The wheat, which will be grown by the UK’s Rothamsted Research institute, has been edited to reduce levels of the naturally occurring amino acid asparagine, which is converted to the carcinogenic processing contaminant, acrylamide when bread is baked or toasted.
The ultimate aim of the project is to produce ultra-low asparagine, non-GM wheat, said Professor Nigel Halford who is leading the project at the institute which has been to the forefront in pioneering the use of novel breeding techniques.
“Acrylamide has been a very serious problem for food manufacturers since being discovered in food in 2002,” said Halford, who added that it caused cancer in rodents and was considered ‘probably carcinogenic’ for humans.
“It occurs in bread and increases substantially when the bread is toasted, but is also present in other wheat products and many crop-derived foods that are fried, baked, roasted or toasted, including crisps and other snacks, chips, roast potatoes and coffee.”
But he said the research indicated that asparagine levels could be reduced substantially in wheat without compromising grain quality.

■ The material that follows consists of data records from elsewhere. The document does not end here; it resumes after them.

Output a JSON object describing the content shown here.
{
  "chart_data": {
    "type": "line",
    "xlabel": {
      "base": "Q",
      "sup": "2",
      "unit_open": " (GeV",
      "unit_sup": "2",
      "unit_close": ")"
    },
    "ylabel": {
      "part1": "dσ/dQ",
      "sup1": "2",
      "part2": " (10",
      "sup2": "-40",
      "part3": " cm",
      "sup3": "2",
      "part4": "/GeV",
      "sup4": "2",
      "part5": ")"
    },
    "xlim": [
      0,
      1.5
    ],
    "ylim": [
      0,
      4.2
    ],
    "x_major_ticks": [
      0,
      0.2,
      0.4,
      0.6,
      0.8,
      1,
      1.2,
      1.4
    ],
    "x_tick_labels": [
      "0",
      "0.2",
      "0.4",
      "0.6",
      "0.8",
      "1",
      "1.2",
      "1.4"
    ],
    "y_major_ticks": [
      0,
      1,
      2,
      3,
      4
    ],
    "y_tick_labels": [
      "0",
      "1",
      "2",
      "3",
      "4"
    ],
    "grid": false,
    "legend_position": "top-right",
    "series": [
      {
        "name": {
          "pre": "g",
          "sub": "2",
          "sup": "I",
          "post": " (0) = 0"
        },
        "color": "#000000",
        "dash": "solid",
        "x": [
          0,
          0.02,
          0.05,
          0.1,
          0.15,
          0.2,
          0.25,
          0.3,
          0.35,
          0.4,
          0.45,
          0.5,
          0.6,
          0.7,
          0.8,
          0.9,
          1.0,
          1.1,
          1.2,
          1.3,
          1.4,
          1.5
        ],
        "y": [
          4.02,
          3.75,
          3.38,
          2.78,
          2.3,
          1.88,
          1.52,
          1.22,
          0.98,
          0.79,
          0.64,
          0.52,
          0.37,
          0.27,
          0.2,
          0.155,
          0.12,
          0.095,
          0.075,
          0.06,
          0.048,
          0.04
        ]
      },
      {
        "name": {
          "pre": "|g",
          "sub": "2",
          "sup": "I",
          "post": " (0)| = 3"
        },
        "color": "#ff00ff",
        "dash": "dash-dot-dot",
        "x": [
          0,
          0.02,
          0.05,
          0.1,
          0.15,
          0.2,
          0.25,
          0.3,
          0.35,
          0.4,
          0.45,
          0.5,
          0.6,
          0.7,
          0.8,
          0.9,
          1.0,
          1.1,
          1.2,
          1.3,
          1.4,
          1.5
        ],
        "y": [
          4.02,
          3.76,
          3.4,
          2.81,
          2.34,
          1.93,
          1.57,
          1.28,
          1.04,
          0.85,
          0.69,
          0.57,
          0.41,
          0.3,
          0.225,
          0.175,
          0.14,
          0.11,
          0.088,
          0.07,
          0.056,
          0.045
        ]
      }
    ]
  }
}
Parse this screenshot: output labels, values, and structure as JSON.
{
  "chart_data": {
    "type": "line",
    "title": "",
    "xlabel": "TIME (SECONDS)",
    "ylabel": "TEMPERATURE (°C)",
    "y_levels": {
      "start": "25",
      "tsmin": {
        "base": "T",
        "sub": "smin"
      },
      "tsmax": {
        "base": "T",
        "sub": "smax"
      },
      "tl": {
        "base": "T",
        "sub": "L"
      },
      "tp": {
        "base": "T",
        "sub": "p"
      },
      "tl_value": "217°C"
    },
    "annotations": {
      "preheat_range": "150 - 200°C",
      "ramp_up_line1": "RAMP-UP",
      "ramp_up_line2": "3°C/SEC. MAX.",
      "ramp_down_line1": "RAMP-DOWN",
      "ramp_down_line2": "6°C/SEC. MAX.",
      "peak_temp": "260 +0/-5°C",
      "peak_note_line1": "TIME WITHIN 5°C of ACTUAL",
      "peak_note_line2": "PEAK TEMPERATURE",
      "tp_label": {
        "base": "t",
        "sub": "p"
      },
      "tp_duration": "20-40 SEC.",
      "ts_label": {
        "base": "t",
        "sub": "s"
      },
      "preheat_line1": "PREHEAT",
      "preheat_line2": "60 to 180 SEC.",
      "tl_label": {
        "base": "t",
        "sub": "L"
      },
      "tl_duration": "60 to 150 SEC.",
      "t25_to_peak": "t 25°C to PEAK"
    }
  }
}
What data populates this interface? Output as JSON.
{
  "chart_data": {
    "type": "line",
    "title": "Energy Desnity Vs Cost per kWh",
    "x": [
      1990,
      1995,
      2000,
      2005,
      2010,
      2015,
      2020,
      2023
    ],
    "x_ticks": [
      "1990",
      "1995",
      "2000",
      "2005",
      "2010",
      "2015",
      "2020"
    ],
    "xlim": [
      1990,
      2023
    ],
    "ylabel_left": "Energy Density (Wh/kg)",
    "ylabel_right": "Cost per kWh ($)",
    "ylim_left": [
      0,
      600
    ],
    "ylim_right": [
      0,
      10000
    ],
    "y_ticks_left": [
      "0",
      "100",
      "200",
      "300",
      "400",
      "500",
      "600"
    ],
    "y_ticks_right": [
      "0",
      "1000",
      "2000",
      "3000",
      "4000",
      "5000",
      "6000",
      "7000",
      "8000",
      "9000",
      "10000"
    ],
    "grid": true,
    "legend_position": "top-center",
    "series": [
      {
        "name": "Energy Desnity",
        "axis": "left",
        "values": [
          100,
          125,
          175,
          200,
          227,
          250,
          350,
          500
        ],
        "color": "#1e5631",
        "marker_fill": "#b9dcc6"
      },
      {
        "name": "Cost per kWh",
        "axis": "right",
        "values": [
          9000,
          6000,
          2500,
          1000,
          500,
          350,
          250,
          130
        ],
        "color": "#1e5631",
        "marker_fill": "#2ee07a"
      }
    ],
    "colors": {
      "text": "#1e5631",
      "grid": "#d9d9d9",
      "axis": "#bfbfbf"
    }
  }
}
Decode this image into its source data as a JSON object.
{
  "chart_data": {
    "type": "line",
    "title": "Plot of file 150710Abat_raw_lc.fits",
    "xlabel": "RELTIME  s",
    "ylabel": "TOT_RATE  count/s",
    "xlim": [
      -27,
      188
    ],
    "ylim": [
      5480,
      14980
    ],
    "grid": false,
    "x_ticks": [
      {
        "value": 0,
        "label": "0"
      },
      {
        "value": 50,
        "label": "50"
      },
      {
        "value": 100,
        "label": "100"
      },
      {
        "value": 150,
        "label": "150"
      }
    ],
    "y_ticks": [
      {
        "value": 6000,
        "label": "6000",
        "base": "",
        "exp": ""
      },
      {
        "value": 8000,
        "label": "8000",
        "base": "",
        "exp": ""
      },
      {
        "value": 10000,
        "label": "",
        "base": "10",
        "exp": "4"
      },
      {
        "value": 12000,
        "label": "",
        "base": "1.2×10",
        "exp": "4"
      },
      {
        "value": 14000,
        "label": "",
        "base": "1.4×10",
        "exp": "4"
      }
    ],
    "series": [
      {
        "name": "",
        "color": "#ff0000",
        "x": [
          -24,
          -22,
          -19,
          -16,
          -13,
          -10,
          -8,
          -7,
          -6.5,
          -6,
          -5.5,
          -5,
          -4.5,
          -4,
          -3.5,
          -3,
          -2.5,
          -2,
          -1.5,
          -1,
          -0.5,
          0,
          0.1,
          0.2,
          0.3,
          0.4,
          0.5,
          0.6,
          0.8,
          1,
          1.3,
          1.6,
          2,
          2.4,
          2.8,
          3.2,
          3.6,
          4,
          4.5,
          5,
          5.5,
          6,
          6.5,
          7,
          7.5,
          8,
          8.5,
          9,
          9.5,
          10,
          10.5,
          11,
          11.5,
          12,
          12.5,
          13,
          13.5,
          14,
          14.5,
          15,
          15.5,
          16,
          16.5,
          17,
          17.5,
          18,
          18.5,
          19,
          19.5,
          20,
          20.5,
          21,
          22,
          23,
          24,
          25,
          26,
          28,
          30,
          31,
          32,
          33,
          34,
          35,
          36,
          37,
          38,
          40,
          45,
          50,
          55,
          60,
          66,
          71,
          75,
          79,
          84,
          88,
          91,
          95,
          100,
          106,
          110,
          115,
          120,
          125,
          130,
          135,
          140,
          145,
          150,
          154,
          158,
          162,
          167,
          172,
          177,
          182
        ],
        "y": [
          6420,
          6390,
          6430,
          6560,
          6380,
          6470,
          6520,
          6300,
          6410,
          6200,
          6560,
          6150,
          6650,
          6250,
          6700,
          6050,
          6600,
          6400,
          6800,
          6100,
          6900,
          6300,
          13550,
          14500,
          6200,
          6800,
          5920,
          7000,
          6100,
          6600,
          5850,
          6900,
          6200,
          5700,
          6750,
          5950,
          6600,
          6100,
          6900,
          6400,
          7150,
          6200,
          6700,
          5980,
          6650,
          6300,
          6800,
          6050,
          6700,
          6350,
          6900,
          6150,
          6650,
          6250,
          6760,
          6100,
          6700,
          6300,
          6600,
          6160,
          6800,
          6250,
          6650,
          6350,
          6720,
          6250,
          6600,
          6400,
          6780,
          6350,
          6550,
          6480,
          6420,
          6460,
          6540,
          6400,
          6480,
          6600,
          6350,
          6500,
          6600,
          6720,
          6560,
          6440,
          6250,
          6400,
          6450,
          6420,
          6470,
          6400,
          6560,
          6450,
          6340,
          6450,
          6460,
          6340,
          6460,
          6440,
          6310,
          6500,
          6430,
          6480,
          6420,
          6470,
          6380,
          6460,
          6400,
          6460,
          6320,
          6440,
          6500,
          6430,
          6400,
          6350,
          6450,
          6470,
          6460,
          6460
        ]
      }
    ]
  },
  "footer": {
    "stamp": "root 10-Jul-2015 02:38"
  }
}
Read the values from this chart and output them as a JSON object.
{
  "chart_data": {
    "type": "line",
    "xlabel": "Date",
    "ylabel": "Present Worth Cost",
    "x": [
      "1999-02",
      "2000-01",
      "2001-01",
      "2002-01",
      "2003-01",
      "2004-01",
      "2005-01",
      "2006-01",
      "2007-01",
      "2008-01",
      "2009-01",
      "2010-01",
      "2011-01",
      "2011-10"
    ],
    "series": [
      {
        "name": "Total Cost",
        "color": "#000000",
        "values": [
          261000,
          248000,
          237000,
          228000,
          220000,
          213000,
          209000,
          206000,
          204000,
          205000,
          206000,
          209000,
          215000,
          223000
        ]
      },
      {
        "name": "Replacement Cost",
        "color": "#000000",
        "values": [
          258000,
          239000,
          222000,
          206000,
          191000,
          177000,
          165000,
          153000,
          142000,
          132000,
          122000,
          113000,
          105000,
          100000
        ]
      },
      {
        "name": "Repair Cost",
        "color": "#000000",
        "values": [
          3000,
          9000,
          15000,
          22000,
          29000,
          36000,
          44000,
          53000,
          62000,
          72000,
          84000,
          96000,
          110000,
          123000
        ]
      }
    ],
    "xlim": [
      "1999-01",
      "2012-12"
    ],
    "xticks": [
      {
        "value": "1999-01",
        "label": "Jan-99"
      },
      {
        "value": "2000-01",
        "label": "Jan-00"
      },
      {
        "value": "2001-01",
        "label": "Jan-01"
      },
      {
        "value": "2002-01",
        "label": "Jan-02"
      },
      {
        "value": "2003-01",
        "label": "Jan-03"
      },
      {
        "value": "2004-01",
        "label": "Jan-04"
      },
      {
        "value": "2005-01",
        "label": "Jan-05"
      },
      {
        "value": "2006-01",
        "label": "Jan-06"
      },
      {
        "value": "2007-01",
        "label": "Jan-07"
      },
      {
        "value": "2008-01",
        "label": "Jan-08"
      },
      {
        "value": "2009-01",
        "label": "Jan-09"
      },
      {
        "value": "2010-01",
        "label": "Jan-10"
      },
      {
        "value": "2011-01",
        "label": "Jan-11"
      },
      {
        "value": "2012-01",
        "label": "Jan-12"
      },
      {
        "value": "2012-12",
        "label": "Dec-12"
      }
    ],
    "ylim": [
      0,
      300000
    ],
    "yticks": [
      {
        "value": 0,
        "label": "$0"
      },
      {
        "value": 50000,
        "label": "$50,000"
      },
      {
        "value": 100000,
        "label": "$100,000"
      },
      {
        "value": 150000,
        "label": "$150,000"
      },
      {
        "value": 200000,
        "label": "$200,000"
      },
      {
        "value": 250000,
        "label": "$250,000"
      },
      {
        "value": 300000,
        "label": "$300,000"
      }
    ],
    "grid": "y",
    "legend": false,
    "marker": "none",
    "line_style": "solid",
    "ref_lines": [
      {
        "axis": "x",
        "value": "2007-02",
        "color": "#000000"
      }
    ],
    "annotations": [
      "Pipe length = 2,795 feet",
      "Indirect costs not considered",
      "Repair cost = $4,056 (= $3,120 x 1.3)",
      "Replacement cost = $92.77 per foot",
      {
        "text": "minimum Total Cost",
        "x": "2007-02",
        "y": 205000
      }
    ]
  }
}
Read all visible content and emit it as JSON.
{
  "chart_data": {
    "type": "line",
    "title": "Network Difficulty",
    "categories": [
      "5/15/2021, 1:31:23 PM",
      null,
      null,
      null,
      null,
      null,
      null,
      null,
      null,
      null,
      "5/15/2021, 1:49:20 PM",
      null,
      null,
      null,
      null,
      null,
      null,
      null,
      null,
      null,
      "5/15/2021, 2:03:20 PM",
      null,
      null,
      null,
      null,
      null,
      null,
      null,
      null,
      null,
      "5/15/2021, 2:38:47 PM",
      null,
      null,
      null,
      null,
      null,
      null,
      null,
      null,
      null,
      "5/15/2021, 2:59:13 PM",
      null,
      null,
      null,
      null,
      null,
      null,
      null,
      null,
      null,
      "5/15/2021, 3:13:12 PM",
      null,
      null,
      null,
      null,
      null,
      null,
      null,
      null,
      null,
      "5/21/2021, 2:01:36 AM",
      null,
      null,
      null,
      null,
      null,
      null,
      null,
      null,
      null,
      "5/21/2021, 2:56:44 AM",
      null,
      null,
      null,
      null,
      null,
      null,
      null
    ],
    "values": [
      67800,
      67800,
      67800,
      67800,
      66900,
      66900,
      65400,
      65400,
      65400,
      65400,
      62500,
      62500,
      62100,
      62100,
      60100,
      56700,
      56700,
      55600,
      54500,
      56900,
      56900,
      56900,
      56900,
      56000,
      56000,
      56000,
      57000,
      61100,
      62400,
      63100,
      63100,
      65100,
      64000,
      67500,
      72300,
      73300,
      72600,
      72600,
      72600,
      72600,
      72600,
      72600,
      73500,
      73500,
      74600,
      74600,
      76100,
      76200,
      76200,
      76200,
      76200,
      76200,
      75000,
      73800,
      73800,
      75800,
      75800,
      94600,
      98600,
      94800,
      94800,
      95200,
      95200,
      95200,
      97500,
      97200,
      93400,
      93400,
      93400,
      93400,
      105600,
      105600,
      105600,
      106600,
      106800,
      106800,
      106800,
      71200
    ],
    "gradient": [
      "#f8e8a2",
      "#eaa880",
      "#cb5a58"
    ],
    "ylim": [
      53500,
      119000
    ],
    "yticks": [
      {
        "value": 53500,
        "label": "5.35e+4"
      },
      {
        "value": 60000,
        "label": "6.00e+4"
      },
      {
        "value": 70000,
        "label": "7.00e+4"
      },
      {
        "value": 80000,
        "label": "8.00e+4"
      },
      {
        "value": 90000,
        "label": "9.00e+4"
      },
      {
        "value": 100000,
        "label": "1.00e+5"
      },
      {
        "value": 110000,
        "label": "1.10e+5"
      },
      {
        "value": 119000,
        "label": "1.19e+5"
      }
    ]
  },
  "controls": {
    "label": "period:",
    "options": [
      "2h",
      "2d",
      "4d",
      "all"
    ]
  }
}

“This would benefit consumers by reducing their exposure to acrylamide from their diet, and food businesses by enabling them to comply with regulations on the presence of acrylamide in their products.”
It is anticipated that the project will run for up to five years, ending in 2026, with plants being sown in September/October each year and harvested the following September. Funding is in place for the first year and additional support is being sought for the subsequent years.
The edited plants will be grown alongside wheat in which asparagine synthesis has been affected using the ‘old-fashioned’ method of chemically-induced mutation.This technique has been widely used in plant breeding since the mid-20th century, but the researchers said it was not targetable in the way that CRISPR was and resulted in random mutations.
Halford said that in contrast, CRISPR made small changes to a target gene - in this case to knock a specific gene out so that a functional protein was no longer made from it.
And he said that while the process initially involved genetic modification to introduce genes required for the CRISPR process into the plant, once the edit had been made the GM part could be removed from the plants by conventional plant breeding methods over a few generations.
The go-ahead for the trials takes place at a time when the UK government is considering the responses to its consultation on the wider use of technologies such as gene editing which had been hampered by EU legislation.
However, Europe is also revisiting the 2018 decision taken by the European Courts to subject edited crops to the same tough restrictions as older transgenic techniques which introduced genetic material from different species.